Forcing Chains 

A forcing chain is a series of alternating weak and strong connections that begins and ends on the same candidate, the first and last connection both being weak. In a forcing chain this candidate can be eliminated.
Consider the example on this page. The starting candidate and candidate to be eliminated is the 6 highlighted in blue. It is weakly connected to the 2 in the same cell. The 2 is strongly connected to the 2 up above, which is weakly connected to the 5 in the same cell, which is strongly connected to the pair of 5's in the same box, which are weakly connected to the 5 up above, which is strongly connected to the 5 to the left, which is weakly connected to the 7 in the same cell, which is strongly connected to the 7 to the right, which is weakly connected to the 6 in the same cell, which is stronly connected to the 6 at the bottom, which is weakly connected to the original 6.
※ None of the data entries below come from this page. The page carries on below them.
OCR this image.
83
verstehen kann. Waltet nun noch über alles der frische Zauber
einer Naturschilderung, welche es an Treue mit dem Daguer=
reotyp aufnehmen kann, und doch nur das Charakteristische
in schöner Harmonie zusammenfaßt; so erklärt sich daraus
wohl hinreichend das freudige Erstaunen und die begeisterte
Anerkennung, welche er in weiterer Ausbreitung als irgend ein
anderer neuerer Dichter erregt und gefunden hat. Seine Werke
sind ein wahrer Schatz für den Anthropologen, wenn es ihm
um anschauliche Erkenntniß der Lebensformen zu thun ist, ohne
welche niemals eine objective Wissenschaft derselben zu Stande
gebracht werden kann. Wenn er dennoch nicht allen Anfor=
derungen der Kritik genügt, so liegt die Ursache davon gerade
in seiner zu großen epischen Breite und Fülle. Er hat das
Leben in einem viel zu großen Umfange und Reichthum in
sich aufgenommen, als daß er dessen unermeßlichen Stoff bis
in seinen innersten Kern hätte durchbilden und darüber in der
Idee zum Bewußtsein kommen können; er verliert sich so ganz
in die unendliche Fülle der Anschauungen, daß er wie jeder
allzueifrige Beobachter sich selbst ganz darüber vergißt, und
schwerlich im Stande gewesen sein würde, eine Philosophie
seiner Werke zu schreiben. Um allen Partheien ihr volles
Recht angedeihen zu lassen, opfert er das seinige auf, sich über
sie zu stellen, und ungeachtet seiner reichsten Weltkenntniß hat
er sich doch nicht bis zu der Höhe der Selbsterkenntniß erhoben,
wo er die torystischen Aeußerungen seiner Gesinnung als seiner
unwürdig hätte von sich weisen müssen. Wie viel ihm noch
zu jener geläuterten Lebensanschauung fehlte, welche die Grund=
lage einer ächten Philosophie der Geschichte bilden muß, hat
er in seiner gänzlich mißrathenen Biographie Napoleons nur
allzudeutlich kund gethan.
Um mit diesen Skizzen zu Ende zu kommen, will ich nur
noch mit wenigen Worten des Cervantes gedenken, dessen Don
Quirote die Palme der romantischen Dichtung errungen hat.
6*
Note that pairs of candidates can act as a single node in the chain if they both share a unit with both nodes on either end. In this example that is exemplified by the 5's in the middle box that together were strongly connected to the other 5 in the box, and weakly connected to the 5 above.
Note also that we always alternated between weak and strong connections.
Let's follow the simple logic of why this chain eliminates the 6 in blue. Consider the second node of the chain  the 2 that is in the same cell as the 6. If this candidate is true, then the 6 in blue must be false. However, if this candidate is false, then the 2 up above must be true, the 5 in that cell must be false, one of the 5's in that box must be true, the 5 above those must be false, the 5 to the left must be true, the 7 in that cell must be false, the 7 to the right must be true, the 6 in that cell must be false, the 6 down below must be true, and the 6 in blue must be false. Either way, the 6 in blue gets eliminated. Another way to look at it is if the 6 is false, then it's false. If it's true, then it's false (which happens to be a contradiction and can't be the case). Either way, it must be false.
To identify forcing chains it can help to circle and draw lines between all candidates that are strongly connected. Then try to link different strong connections with weak connections to identify chains. If any candidate shares a unit with both endpoints of a chain it can be eliminated.
Sudoku Snake gives Forcing Chains a skill value of 2800.